Once again we are going down the tuition 'freeze' route. It's a political gimmick, using education as the football to be kicked around at a whim. What, after all, happens when the 'freeze' is lifted? Those still in school see a higher than normal rise to pay for that lost during the freeze, plus interest! So if you're about to embark on a 4 years degree, it's basically like bait and switch: 2 years frozen, then 2 years with raises higher than would normally have occurred in order to catch up. It does nothing to reduce the overall cost of education. It, in fact, increases it. But, of course, let's go off down that road again, do exactly the same thing ('90s), and hope for a different outcome this time, because that's the brilliance of modern politics, where thimble-brained sociopaths more interested in their own positions play a game of unending insanity by kicking the same ball the same way while expecting something different to happen.

The same happens during hiring freezes. It ruins organizations for years.
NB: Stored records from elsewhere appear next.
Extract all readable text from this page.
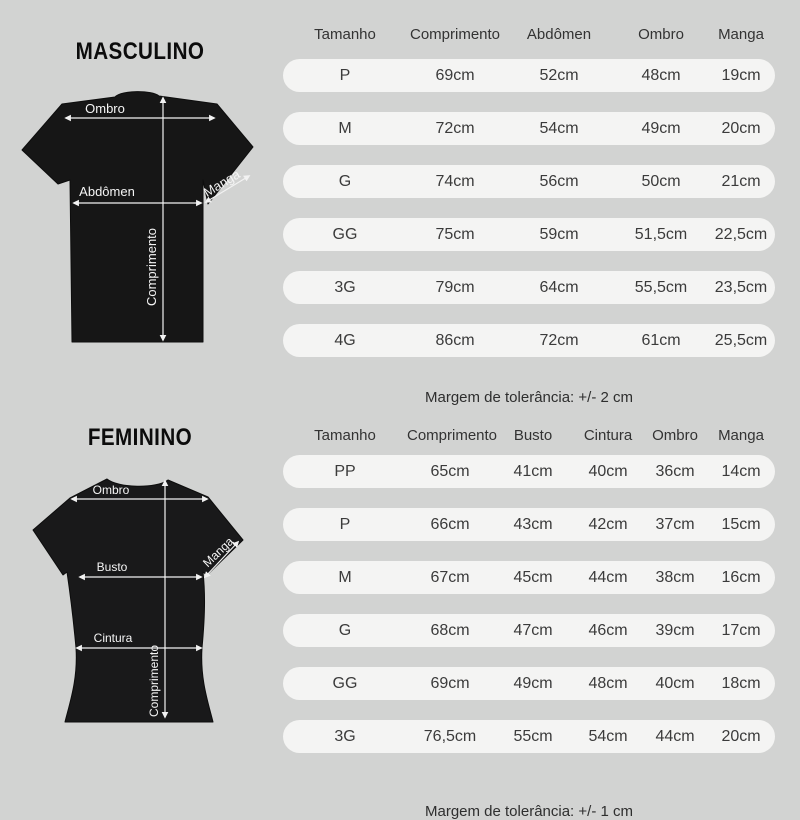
MASCULINO
Ombro
Abdômen
Comprimento
Manga
Tamanho	Comprimento	Abdômen	Ombro	Manga
P	69cm	52cm	48cm	19cm
M	72cm	54cm	49cm	20cm
G	74cm	56cm	50cm	21cm
GG	75cm	59cm	51,5cm	22,5cm
3G	79cm	64cm	55,5cm	23,5cm
4G	86cm	72cm	61cm	25,5cm
Margem de tolerância: +/- 2 cm
FEMININO
Ombro
Busto
Cintura
Comprimento
Manga
Tamanho	Comprimento	Busto	Cintura	Ombro	Manga
PP	65cm	41cm	40cm	36cm	14cm
P	66cm	43cm	42cm	37cm	15cm
M	67cm	45cm	44cm	38cm	16cm
G	68cm	47cm	46cm	39cm	17cm
GG	69cm	49cm	48cm	40cm	18cm
3G	76,5cm	55cm	54cm	44cm	20cm
Margem de tolerância: +/- 1 cm
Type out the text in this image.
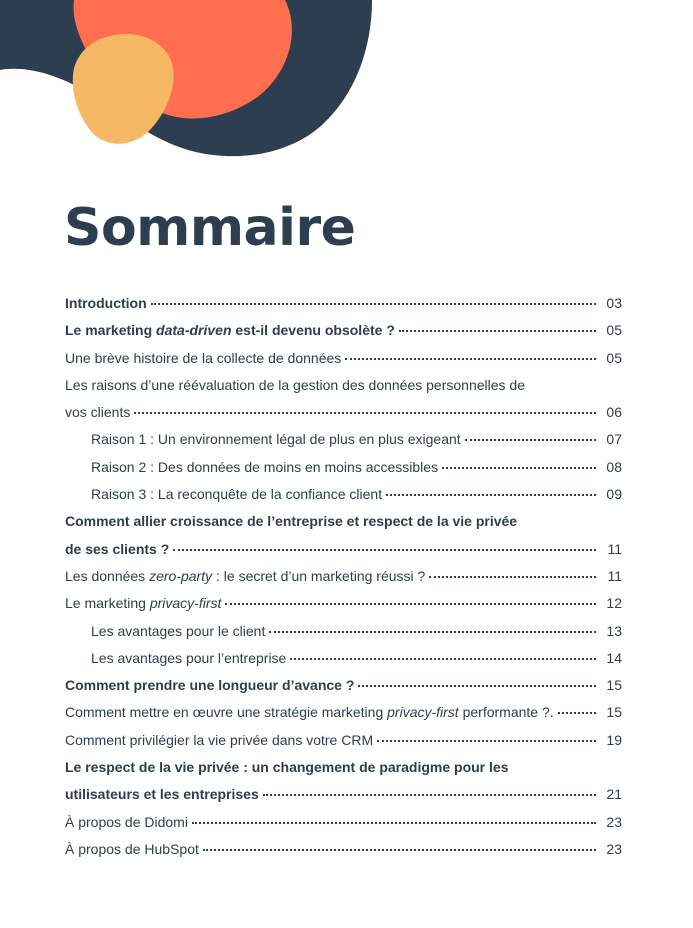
Sommaire
Introduction	03
Le marketing data-driven est-il devenu obsolète ?	05
Une brève histoire de la collecte de données	05
Les raisons d’une réévaluation de la gestion des données personnelles de
vos clients	06
Raison 1 : Un environnement légal de plus en plus exigeant	07
Raison 2 : Des données de moins en moins accessibles	08
Raison 3 : La reconquête de la confiance client	09
Comment allier croissance de l’entreprise et respect de la vie privée
de ses clients ?	11
Les données zero-party : le secret d’un marketing réussi ?	11
Le marketing privacy-first	12
Les avantages pour le client	13
Les avantages pour l’entreprise	14
Comment prendre une longueur d’avance ?	15
Comment mettre en œuvre une stratégie marketing privacy-first performante ?.	15
Comment privilégier la vie privée dans votre CRM	19
Le respect de la vie privée : un changement de paradigme pour les
utilisateurs et les entreprises	21
À propos de Didomi	23
À propos de HubSpot	23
When you inhibit hiring for 3 years, and then play catch-up on the 4th year by hiring 3 years worth of people, you end up with an organization half-full of inexperience. The government just loves hiring freezes, especially in the firefighting ranks, where droves of inexperienced, youthful people are exactly what they want. Jebus! For instance, look at the Thirtymile Fire: gross inexperience killed those kids, not tiredness (as the official CYA report stated).

And, pray tell, how Montana intends to promote its colleges and attract out-of-state students when that little group will see tuition rise to help pay 18 percent of the temporary frozen tuition for in-state residents? Then, when that little snippet of wisdom catches on across the land, and enrollment inevitably dwindles, is tuition going to rise or fall overall as a result? To you thimble-brained politicians, it will rise, because administration still has to be paid, and administration, and the benefits until death retirement welded into it, are the myriad straws that are breaking the back of eduction.

If you want to reduce the cost of education, reduce empiric busy-work administration. Throwing money as senior administrators who build personal empires just makes rich administrators, it does nothing whatsoever for education. How many times so we have to learn that? How many senior department managers at the UofM are earning $100,000? Scores! How many of them have tiers of assistant managers? All of them. How many are needed? At most, half of them, because half of them are worthless and are just cruising for an easy retirement. They actually do no work at all, they sit in meeting after repetitive meeting, getting nowhere.